13. Koi Security Scan: 11.9% Threat Rate (Feb 2026)
Koi Security independently scanned 2,857 ClawHub skills and found 341 malicious (11.9%). Compared to SkillScan behavioral scan of 549 skills finding 16.9% flagged. Independent validation of the threat prevalence. Source: Koi Security disclosure, Feb 2026.

Standards and Governance Failures

14. NIST Standards Gap (RFI NIST-2025-0035)
NIST issued a formal request for information on AI agent security standards in early 2026, deadline March 9. The existence of the RFI documents the regulatory recognition that current standards do not cover AI agent behavioral risks. Root cause: regulation has not kept pace with deployment speed.

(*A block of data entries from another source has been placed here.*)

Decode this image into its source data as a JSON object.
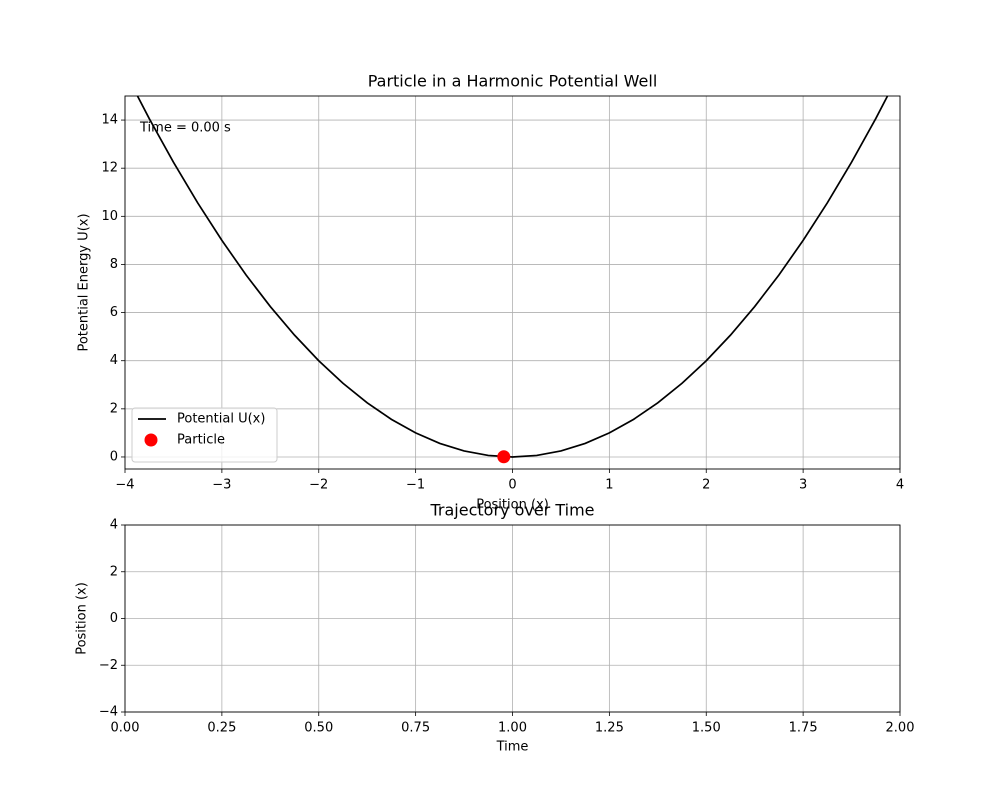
{
  "chart_data": [
    {
      "type": "line",
      "title": "Particle in a Harmonic Potential Well",
      "xlabel": "Position (x)",
      "ylabel": "Potential Energy U(x)",
      "annotation": "Time = 0.00 s",
      "xlim": [
        -4,
        4
      ],
      "ylim": [
        -0.5,
        15
      ],
      "xticks": [
        {
          "value": -4,
          "label": "−4"
        },
        {
          "value": -3,
          "label": "−3"
        },
        {
          "value": -2,
          "label": "−2"
        },
        {
          "value": -1,
          "label": "−1"
        },
        0,
        1,
        2,
        3,
        4
      ],
      "yticks": [
        0,
        2,
        4,
        6,
        8,
        10,
        12,
        14
      ],
      "grid": true,
      "legend": "lower left",
      "series": [
        {
          "name": "Potential U(x)",
          "color": "#000000",
          "mode": "line",
          "x": [
            -4,
            -3.75,
            -3.5,
            -3.25,
            -3,
            -2.75,
            -2.5,
            -2.25,
            -2,
            -1.75,
            -1.5,
            -1.25,
            -1,
            -0.75,
            -0.5,
            -0.25,
            0,
            0.25,
            0.5,
            0.75,
            1,
            1.25,
            1.5,
            1.75,
            2,
            2.25,
            2.5,
            2.75,
            3,
            3.25,
            3.5,
            3.75,
            4
          ],
          "values": [
            16,
            14.0625,
            12.25,
            10.5625,
            9,
            7.5625,
            6.25,
            5.0625,
            4,
            3.0625,
            2.25,
            1.5625,
            1,
            0.5625,
            0.25,
            0.0625,
            0,
            0.0625,
            0.25,
            0.5625,
            1,
            1.5625,
            2.25,
            3.0625,
            4,
            5.0625,
            6.25,
            7.5625,
            9,
            10.5625,
            12.25,
            14.0625,
            16
          ]
        },
        {
          "name": "Particle",
          "color": "#ff0000",
          "mode": "marker",
          "x": [
            -0.09
          ],
          "values": [
            0.01
          ]
        }
      ]
    },
    {
      "type": "line",
      "title": "Trajectory over Time",
      "xlabel": "Time",
      "ylabel": "Position (x)",
      "xlim": [
        0,
        2
      ],
      "ylim": [
        -4,
        4
      ],
      "xticks": [
        {
          "value": 0,
          "label": "0.00"
        },
        {
          "value": 0.25,
          "label": "0.25"
        },
        {
          "value": 0.5,
          "label": "0.50"
        },
        {
          "value": 0.75,
          "label": "0.75"
        },
        {
          "value": 1,
          "label": "1.00"
        },
        {
          "value": 1.25,
          "label": "1.25"
        },
        {
          "value": 1.5,
          "label": "1.50"
        },
        {
          "value": 1.75,
          "label": "1.75"
        },
        {
          "value": 2,
          "label": "2.00"
        }
      ],
      "yticks": [
        {
          "value": -4,
          "label": "−4"
        },
        {
          "value": -2,
          "label": "−2"
        },
        0,
        2,
        4
      ],
      "grid": true
    }
  ]
}
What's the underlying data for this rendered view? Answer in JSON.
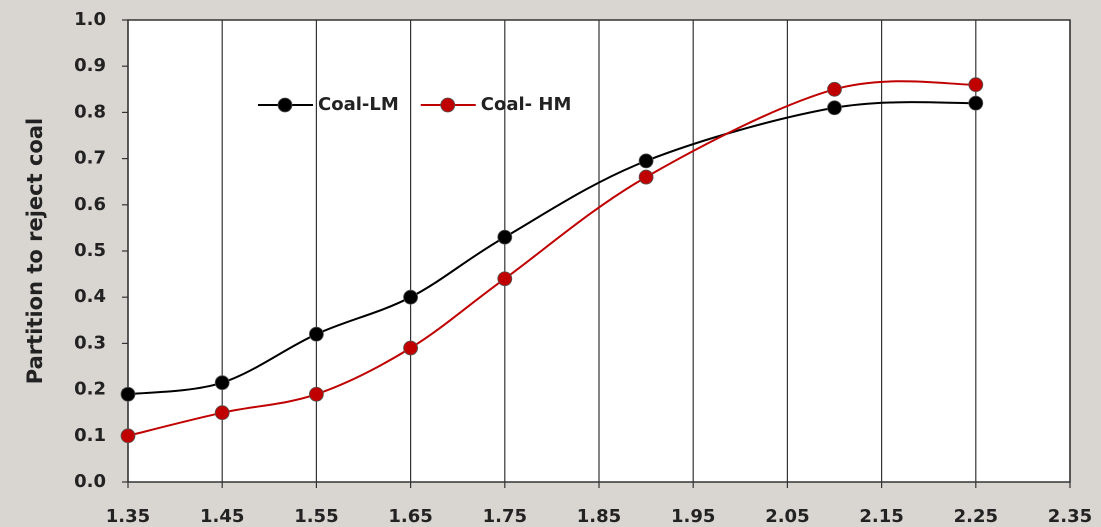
{
  "chart_data": {
    "type": "line",
    "y_label": "Partition to reject coal",
    "series": [
      {
        "name": "Coal-LM",
        "color": "#000000",
        "x": [
          1.35,
          1.45,
          1.55,
          1.65,
          1.75,
          1.9,
          2.1,
          2.25
        ],
        "values": [
          0.19,
          0.215,
          0.32,
          0.4,
          0.53,
          0.695,
          0.81,
          0.82
        ]
      },
      {
        "name": "Coal- HM",
        "color": "#c00000",
        "x": [
          1.35,
          1.45,
          1.55,
          1.65,
          1.75,
          1.9,
          2.1,
          2.25
        ],
        "values": [
          0.1,
          0.15,
          0.19,
          0.29,
          0.44,
          0.66,
          0.85,
          0.86
        ]
      }
    ],
    "xlim": [
      1.35,
      2.35
    ],
    "xticks": [
      1.35,
      1.45,
      1.55,
      1.65,
      1.75,
      1.85,
      1.95,
      2.05,
      2.15,
      2.25,
      2.35
    ],
    "ylim": [
      0,
      1
    ],
    "yticks": [
      {
        "value": 0,
        "label": "0.0"
      },
      0.1,
      0.2,
      0.3,
      0.4,
      0.5,
      0.6,
      0.7,
      0.8,
      0.9,
      {
        "value": 1,
        "label": "1.0"
      }
    ],
    "grid": "x",
    "smooth": true,
    "legend": "upper left"
  }
}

15. CoSAI MCP White Paper: 40 Threats, No Solutions (Jan 2026)
The Coalition for Secure AI published an MCP Security White Paper documenting 40 threat categories across 12 risk domains for AI agents. The paper is descriptive, not prescriptive. It identifies threats without providing resolution standards. Root cause: threat taxonomy exists but remediation standards do not yet.